A Radiological Technologist is a health care professional who utilizes ionizing radiation (x-rays) to perform imaging examinations of the human body. Radiological technologists must enjoy working with people and be very adaptable to different situations. They are educated in anatomy, physiology, patient positioning, examination techniques, equipment protocols, radiation safety, radiation protection, and patient care and are involved in a broad variety of procedures which cover a number of specialty areas, including:
- Plain film radiological technology, i.e., x-rays of the chest, bones, joints, gastrointestinal studies, spine
- Mammography to detect breast cancer in its earliest stages
- Angiography to examine the heart, blood vessels and blood flow
- Fluoroscopy, i.e., real-time images that show movement
- Computerized tomography (CT scans), i.e., detailed cross-sectional images of the body
- Interventional radiography, use sophisticated imaging techniques to help guide catheters, vena cava filters, stents etc.. through the body, allowing for disease to be treated without surgery.
With appropriate imaging request from a physician, a technologist performs the imaging examination. By obtaining high-quality exams the technologist is assisting the radiologist by making it easier to interpret the images. Findings from the imaging examinations are used by treating physicians to make a diagnosis, prescribe an appropriate course of treatment and monitor treatment results.

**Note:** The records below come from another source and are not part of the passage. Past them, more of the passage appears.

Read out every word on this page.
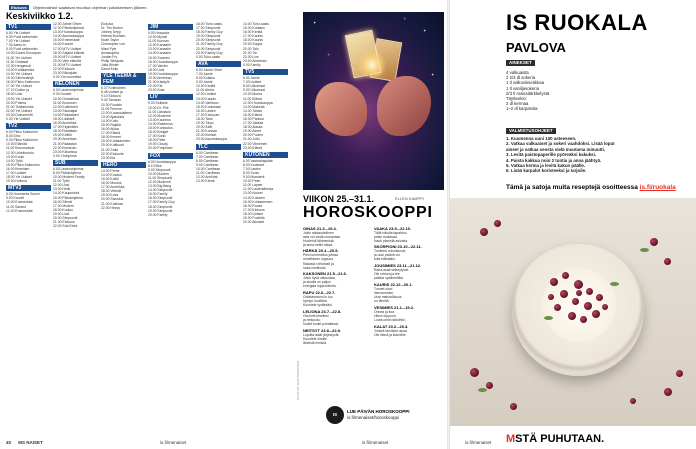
Etukuva Ohjelmatiedot saattavat muuttua ohjelman julkaisemisen jälkeen.
Keskiviikko 1.2.
TV1
6.00 Yle Uutiset
6.30 Puoli seitsemän
7.00 Yle Uutiset
7.30 Aamu-tv
9.00 Puoli seitsemän
10.00 Suomi-Euroopan
11.00 Yle Uutiset
11.30 Oddasat
12.00 Hengessä
13.00 Kohtaamisia
14.00 Yle Uutiset
15.00 Silminnäkijä
16.00 Pikku Kakkonen
17.00 Yle Uutiset
17.10 Doktor ja
18.00 Uusi
19.00 Yle Uutiset
20.00 Prisma
21.00 Tositarinoita
22.00 Yle Uutiset
23.00 Dokumentti
0.00 Yle Uutiset
TV2
6.00 Pikku Kakkonen
8.00 Dino
9.00 Pikku Kakkonen
10.00 Elämää
11.00 Kuurosokeat
12.00 Urheiluruutu
13.00 Koulu
14.00 Tyttö
15.00 Pikku Kakkonen
16.00 Ihmeiden
17.00 Uutiset
18.00 Yle Uutiset
19.00 Hulluna
MTV3
6.00 Huomenta Suomi
9.00 Kauniit
10.00 Emmerdale
11.00 Salatut
12.00 Emmerdale
12.00 Jamie Oliver:
12.30 Päiväohjelmat
13.00 Huutokauppa
14.00 Asuntokauppa
15.00 Emmerdale
16.00 Kauniit
17.00 MTV Uutiset
18.00 Salatut elämät
19.00 MTV Uutiset
20.00 Vain elämää
21.00 MTV Uutiset
22.00 Elokuva
23.00 Rikosjuttu
0.00 Yön kuuntelut
NELONEN
6.00 Lastenohjelmia
9.00 Huuset
10.00 Ostostelua
11.00 Kuutosen
12.00 Kotitreenit
13.00 Sisustajat
14.00 Rakastaen
15.00 Lääkärit
16.00 Amerikka
17.00 Kirjaintieto
18.00 Rantatalo
19.00 Keittiö
20.00 Amerikan
21.00 Rakastan
22.00 Ihmisrotu
23.00 Kiikarissa
0.00 Yöohjelma
SUB
6.00 Lastenohjelmia
8.00 Päiväohjelma
10.00 Modern Family
11.00 Tyttö
12.00 Uusi
13.00 Hetki
14.00 Kaupunkini
15.00 Päiväohjelma
16.00 Silmät
17.00 Modern
18.00 Kuuluu
19.00 Uusi
20.00 Simpsonit
21.00 Elokuva
22.00 Sub Extra
Elokuva
Dr. Tim Burton
Johnny Depp
Helena Bonham
Noah Taylor
Christopher Lee
Missi Pyle
Annasophia
Jordan Fry
Philip Wiegratz
Julia Winter
David Kelly
YLE TEEMA & FEM
6.37 Kotimainen
8.48 Uutiset ja
9.10 Elokuva
9.40 Tanskan
10.30 Ruotsin
11.00 Perinne
12.00 Kuvaustaiteen
13.00 Ajatuksia
14.00 Koko
15.00 Rajalla
16.00 Aikaa
17.00 Elämä
18.00 Ihmeet
19.00 Kohtaaminen
20.00 Kulttuurit
21.00 Sofia
22.00 Elokuvat
23.00 Ilta
HERO
13.00 Perhe
14.00 Kuvaus
15.00 Kokki
16.00 Muutos
17.00 Amerikka
18.00 Virkeät
19.00 Kova
20.00 Sisustus
21.00 Kotimaa
22.00 Heavy
JIM
9.00 Hospoda
10.00 Mynät
11.00 Kunnan
12.00 Kanaalin
13.00 Kanaalin
14.00 Kanaalin
15.00 Suomen
16.00 Huutokauppa
17.00 Vahdin
18.00 Uusi
19.00 Huutokauppa
20.00 Amerikan
21.00 Käsityöt
22.00 Fat
23.00 Sota
LIV
9.00 Solitaire
10.00 Dr. Phil
11.00 Läsnäolo
12.00 Modernit
13.00 Kauneus
14.00 Rakennus
15.00 Kuntoutus
16.00 Bridget
17.00 Sonic
18.00 Peter
19.00 Cloudy
20.00 Pohjoinen
FOX
6.00 Huutokauppa
8.10 Bee
9.00 Simpsonit
10.00 Modern
11.00 Simpsonit
12.00 Modernit
13.00 Big Bang
14.00 Simpsonit
15.00 Family
16.00 Simpsonit
17.00 Family Guy
18.00 Simpsonit
19.00 Simpsonit
20.00 Family
16.00 Tuho-sastu
17.00 Simpsonit
18.00 Family Guy
19.00 Simpsonit
20.00 Simpsonit
21.00 Family Guy
22.00 Simpsonit
23.00 Family Guy
0.00 Tuho-sastu
AVA
6.00 Jamie Oliver
7.00 Jamie
8.00 Kotiasu
9.00 Jamie
10.00 Kenttä
11.00 Ateria
12.00 Undine
13.00 Kaunis
14.00 Vaihtoon
15.00 Kuninkaat
16.00 Lasten
17.00 Elokuvan
18.00 Talot
19.00 Täysi
20.00 Äidit
21.00 Kunnan
22.00 Ihmiset
23.00 Asuntokauppa
TLC
6.00 Carribean
7.00 Carribean
8.00 Carribean
9.00 Carribean
10.00 Carribean
11.00 Carribean
12.00 Anniiriat
13.00 Kärnä
14.00 Tuho-sastu
15.00 Kohtaus
16.00 Kenttä
17.00 Kaunis
18.00 Kaunis
19.00 Soppa
20.00 Talo
21.00 Tie
22.00 Live
23.00 Amerikan
0.00 Family
TV5
6.00 Jamie
7.00 Uutiset
8.00 Ulkomaat
9.00 Ulkomaat
10.00 Murha
11.00 Elämä
12.00 Huutokauppa
13.00 Makeda
14.00 Taivas
15.00 Elämä
16.00 Parkour
17.00 Jäässä
18.00 Alaska
19.00 Aseet
20.00 Puolen
21.00 Juttu
22.00 Viimeinen
23.00 Elämä
KUTONEN
6.00 Vastustuspalat
6.00 Kuutoset
7.00 Lasten
8.00 Sonic
9.00 Monsterit
10.00 Peter
11.00 Lapset
12.00 Lastenlähetys
13.00 Nuoret
14.00 Kutosen
15.00 Kohtaaminen
16.00 Ruoka
17.00 Elokuva
18.00 Uutiset
19.00 Puolella
20.00 Aikuiset
40 MS NAISET	is.fi/menaiset
✦
✦
✧
✧
✦
VIIKON 25.–31.1.	ELLEN KAMPPI
HOROSKOOPPI
KUVITUS: SHUTTERSTOCK
OINAS 21.3.–19.4.
Jokin rakkaudellinen
asia voi viedä mukanaan.
Huolehdi lähimmistä,
ja anna heille aikaa.
HÄRKÄ 20.4.–20.5.
Pieni kommellus johtaa
onnelliseen loppuun.
Rakasta rohkeasti ja
luota intuitioosi.
KAKSONEN 21.5.–21.6.
Jokin hyvä vakuuttaa,
ja sinulla on paljon
energiaa loppuviikolla.
RAPU 22.6.–22.7.
Odottamaton ilo tuo
hymyn huulillesi.
Kuuntele sydäntäsi.
LEIJONA 23.7.–22.8.
Ota hetki itsellesi
ja rentoudu.
Uudet tuulet puhaltavat.
NEITSYT 23.8.–22.9.
Lopulta asiat järjestyvät.
Kuuntele sinulle
läheisiä ihmisiä.
VAAKA 23.9.–22.10.
Tällä viikolla tapahtuu
jotain mukavaa.
Nauti pienistä asioista.
SKORPIONI 23.10.–22.11.
Tunteesi voimistuvat,
ja uusi ystävä voi
tulla elämääsi.
JOUSIMIES 23.11.–21.12.
Raha-asiat selkeytyvät.
Ole rohkea ja tee
päätös sydämelläsi.
KAURIS 22.12.–20.1.
Tunnet olosi
itsevarmaksi.
Uusi mahdollisuus
on lähellä.
VESIMIES 21.1.–19.2.
Onnea ja iloa
viikon loppuun.
Luota omiin taitoihisi.
KALAT 20.2.–20.3.
Ystävä tarvitsee apua.
Ole läsnä ja kuuntele.
IS
LUE PÄIVÄN HOROSKOOPPI
is.fi/menaiset/horoskooppi
is.fi/menaiset
IS RUOKALA
PAVLOVA
AINEKSET
4 valkuaista
2 2/3 dl sokeria
1 tl valkoviinietikkaa
1 tl vaniljasokeria
2/3 tl maissitärkkelystä
Täytteeksi:
2 dl kermaa
1–2 dl karpaloita
VALMISTUSOHJEET
1. Kuumenna uuni 100 asteeseen.
2. Vatkaa valkuaiset ja sokeri vaahdoksi. Lisää loput
aineet ja vatkaa seosta vielä muutama minuutti.
3. Levitä paistopaperille pyöreäksi kakuksi.
4. Paista kakkua noin 2 tuntia ja anna jäähtyä.
5. Vatkaa kerma ja levitä kakun päälle.
6. Lisää karpalot koristeeksi ja tarjoile.
Tämä ja satoja muita reseptejä osoitteessa is.fi/ruokala
is.fi/menaiset MSTÄ PUHUTAAN.
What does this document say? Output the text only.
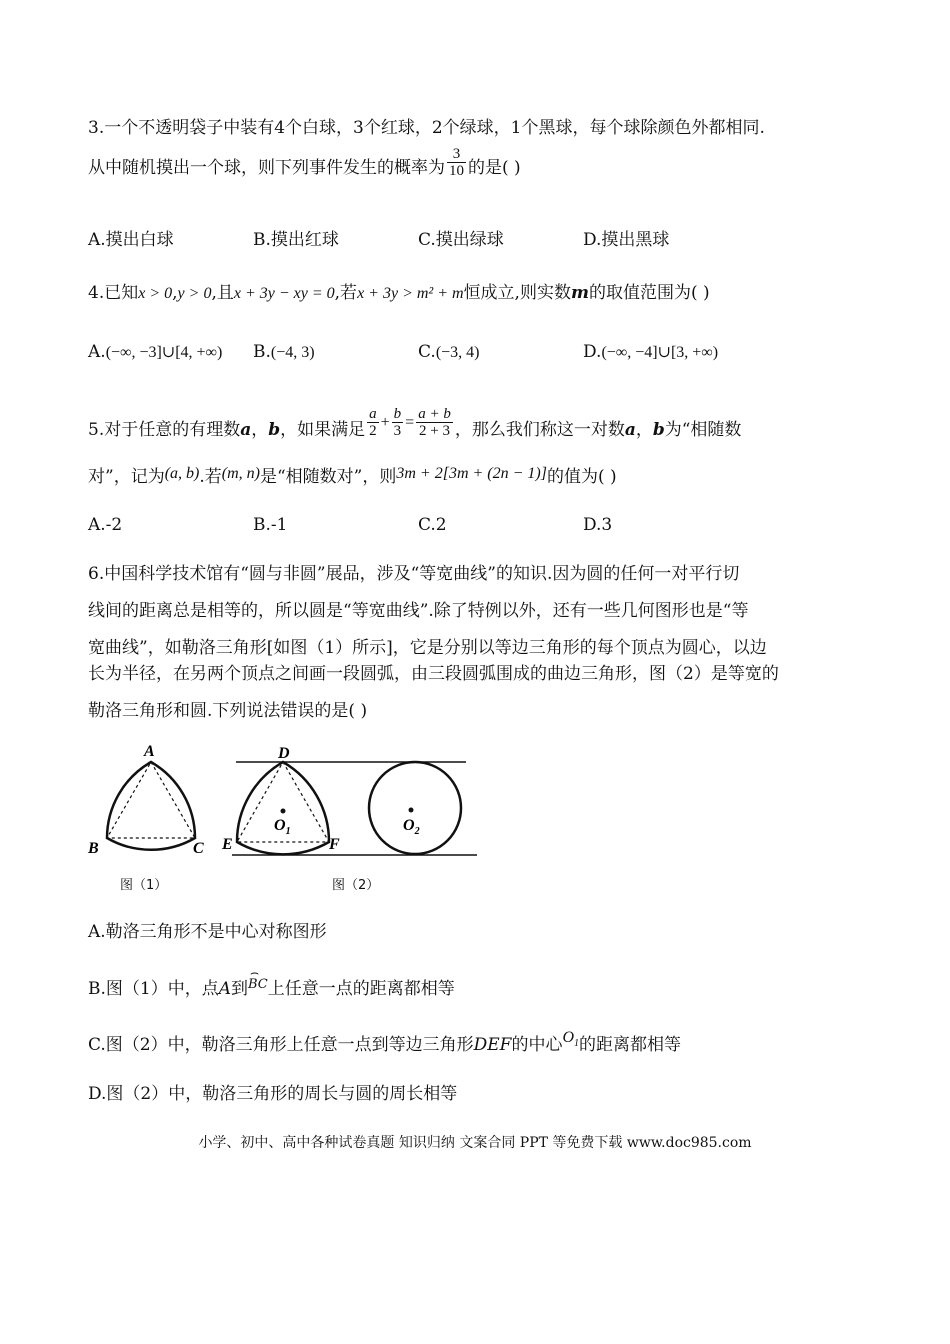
3.一个不透明袋子中装有4个白球，3个红球，2个绿球，1个黑球，每个球除颜色外都相同.
从中随机摸出一个球，则下列事件发生的概率为 $\frac{3}{10}$ 的是( )
A.摸出白球	B.摸出红球	C.摸出绿球	D.摸出黑球
4.已知x > 0,y > 0,且x + 3y − xy = 0,若x + 3y > m² + m恒成立,则实数m的取值范围为( )
A.(−∞, −3]∪[4, +∞) B.(−4, 3)	C.(−3, 4)	D.(−∞, −4]∪[3, +∞)
5.对于任意的有理数a，b，如果满足 $\frac{a}{2} + \frac{b}{3} = \frac{a + b}{2 + 3}$ ，那么我们称这一对数a，b为“相随数
对”，记为(a, b).若(m, n)是“相随数对”，则3m + 2[3m + (2n − 1)]的值为( )
A.-2	B.-1	C.2	D.3
6.中国科学技术馆有“圆与非圆”展品，涉及“等宽曲线”的知识.因为圆的任何一对平行切
线间的距离总是相等的，所以圆是“等宽曲线”.除了特例以外，还有一些几何图形也是“等
宽曲线”，如勒洛三角形[如图（1）所示]，它是分别以等边三角形的每个顶点为圆心，以边
长为半径，在另两个顶点之间画一段圆弧，由三段圆弧围成的曲边三角形，图（2）是等宽的
勒洛三角形和圆.下列说法错误的是( )
A
B	C
$O_1$
D
E	F
$O_2$
图（1）	图（2）
A.勒洛三角形不是中心对称图形
B.图（1）中，点A到
⌢
BC上任意一点的距离都相等
C.图（2）中，勒洛三角形上任意一点到等边三角形DEF的中心$O_1$的距离都相等
D.图（2）中，勒洛三角形的周长与圆的周长相等
小学、初中、高中各种试卷真题 知识归纳 文案合同 PPT 等免费下载 www.doc985.com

As part of their professional duties, radiological technologists are responsible for:
- Explain the imaging exam to patients.
- Answer questions as fully as possible.
- Contribute to patient education.
- Comfort patients and provide emotional support.
- Position patients and equipment correctly.
- Ensure that patient, all staff and visitors are protected from radiation.
- Monitor patients during the procedure.
- Assist the radiologist for angiography and interventional procedures.
- Operate the equipment.
- Ensure equipment is operating within acceptable standards
There are numerous approved radiological technology programs available in Canada. A full list can be viewed through the provided link. In Nova Scotia the program is a four-year degree program offered through Dalhousie University Upon completion of this degree, you must then write a national entry to practice certification exam developed by the national association (Canadian Association of Medical Radiation Technologists). MRTs must be a registrant of this association to work in Nova Scotia as an MRT.